No Crying Allowed by Christopher J. Knott-Craig MD

No Crying Allowed by Christopher J. Knott-Craig MD

Author:Christopher J. Knott-Craig, MD [Christopher J. Knott-Craig, MD]
Language: eng
Format: epub
Publisher: ArchwayPublishing
Published: 2018-10-10T04:00:00+00:00


22

The Berlin Heart

It was a Tuesday in July 2006, and I had just taken over for Dr. Al Pacifico as the chief of pediatric cardiac surgery at the University of Alabama at Birmingham (UAB), the mecca of pediatric cardiac innovation and success under Dr. Pacifico and Dr. John Kirklin, and later his son, Dr. James Kirklin.

The phone rang. It was an emergency, the caller said in a voice that sounded agitated, breathless, and desperate. It was the pediatric cardiologist, and he was at the children’s hospital in Birmingham. “What is your philosophy on patients that are coding?” he asked, referring to a situation in which a patient’s heart has stopped.

“What do you mean?” I asked, puzzled.

“Well, in the past we would not consider placing a patient on ECMO (mechanical life-support system) if the patient was coding. But I wanted to know what your position is regarding this scenario. I have a seven-month-old baby here who arrested, and we have been doing chest compressions for about fifteen minutes already in another hospital.”

“Have you stopped chest compressions at all? Do the pupils still react to light?” I asked.

“We have not stopped chest compressions, and I think the pupils are still reacting,” he said.

“Bring her over. I’ll put her on ECMO,” I said. I assembled my team at the side of the fourth bed on the left side of the mixed adult/pediatric cardiac ICU. They wheeled in the infant some twenty-five minutes later, still actively doing chest compressions and ventilating the baby by hand. They had needed to move the baby into an ambulance and transfer her to my hospital and ICU. She had a viral myocarditis and dilated cardiomyopathy.

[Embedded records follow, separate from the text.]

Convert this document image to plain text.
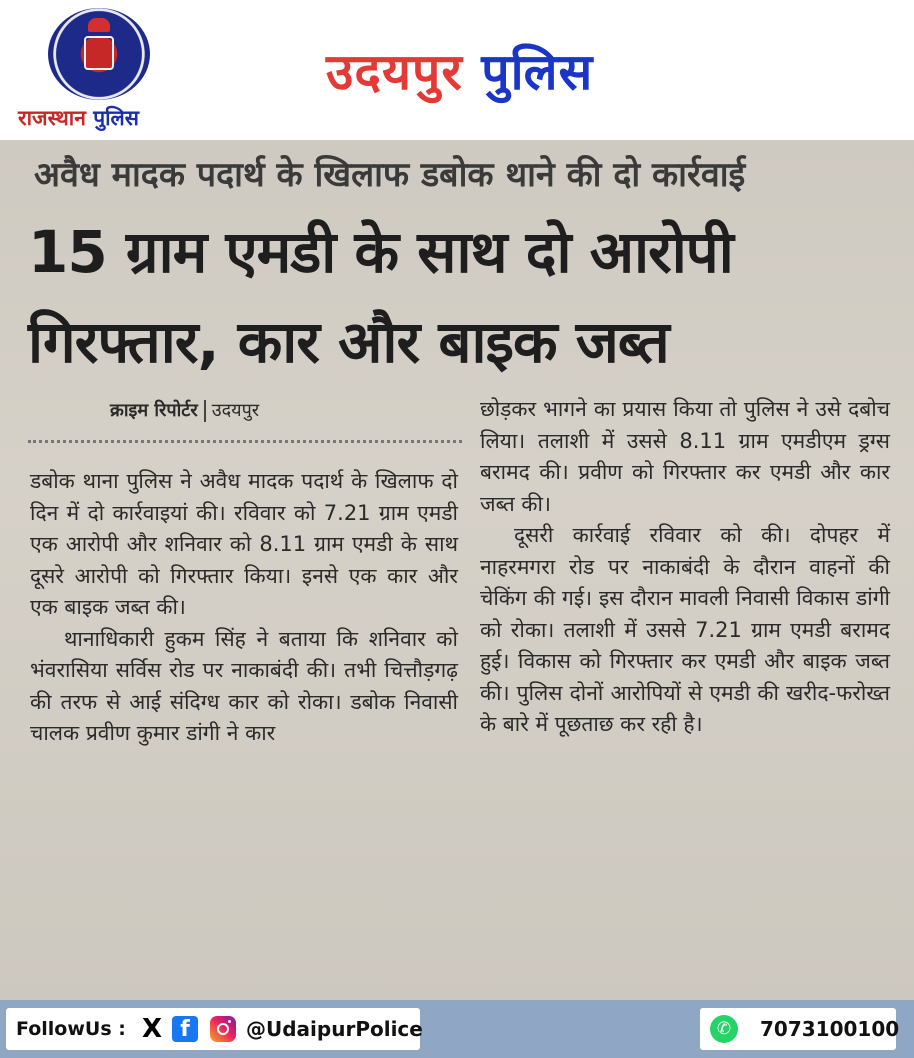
राजस्थान पुलिस
उदयपुर पुलिस
अवैध मादक पदार्थ के खिलाफ डबोक थाने की दो कार्रवाई
15 ग्राम एमडी के साथ दो आरोपी
गिरफ्तार, कार और बाइक जब्त
क्राइम रिपोर्टर उदयपुर

डबोक थाना पुलिस ने अवैध मादक पदार्थ के खिलाफ दो दिन में दो कार्रवाइयां की। रविवार को 7.21 ग्राम एमडी एक आरोपी और शनिवार को 8.11 ग्राम एमडी के साथ दूसरे आरोपी को गिरफ्तार किया। इनसे एक कार और एक बाइक जब्त की।

थानाधिकारी हुकम सिंह ने बताया कि शनिवार को भंवरासिया सर्विस रोड पर नाकाबंदी की। तभी चित्तौड़गढ़ की तरफ से आई संदिग्ध कार को रोका। डबोक निवासी चालक प्रवीण कुमार डांगी ने कार

छोड़कर भागने का प्रयास किया तो पुलिस ने उसे दबोच लिया। तलाशी में उससे 8.11 ग्राम एमडीएम ड्रग्स बरामद की। प्रवीण को गिरफ्तार कर एमडी और कार जब्त की।

दूसरी कार्रवाई रविवार को की। दोपहर में नाहरमगरा रोड पर नाकाबंदी के दौरान वाहनों की चेकिंग की गई। इस दौरान मावली निवासी विकास डांगी को रोका। तलाशी में उससे 7.21 ग्राम एमडी बरामद हुई। विकास को गिरफ्तार कर एमडी और बाइक जब्त की। पुलिस दोनों आरोपियों से एमडी की खरीद-फरोख्त के बारे में पूछताछ कर रही है।

FollowUs : X f	@UdaipurPolice	✆	7073100100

I expeditiously opened the right side of her neck and placed cannulas in the internal jugular vein and common carotid artery, taking care not to ligate these vessels in the process; this would give the baby a slightly better chance to recover normal brain function. We started the ECMO mechanical support and waited to see whether she would wake up and what neurological deficit would be present. Well, to everyone’s amazement, she woke up the next day and appeared to have no significant brain injury. Even her heart function retuned, although the heart remained weak and unable to support her body. Dr. Jim Kirklin made some phone calls to the Berlin Heart company, and they brought a Berlin Heart to our hospital within thirty-six hours. That Friday, Dr. Kirklin and I placed the Berlin Heart in this baby, with the medical representative pretty much telling us how to do it as we went. This was possibly the first Berlin Heart to be placed in UAB. The Berlin Heart is the only ventricular assist device available for young infants in the United States and until then had only been used very infrequently in the country.

The infant survived the Berlin Heart operation and recovered very well. Although she suffered a few minor strokes during the next eighteen months or so, she remained well, although her own heart never recovered to the point that the Berlin Heart could be removed.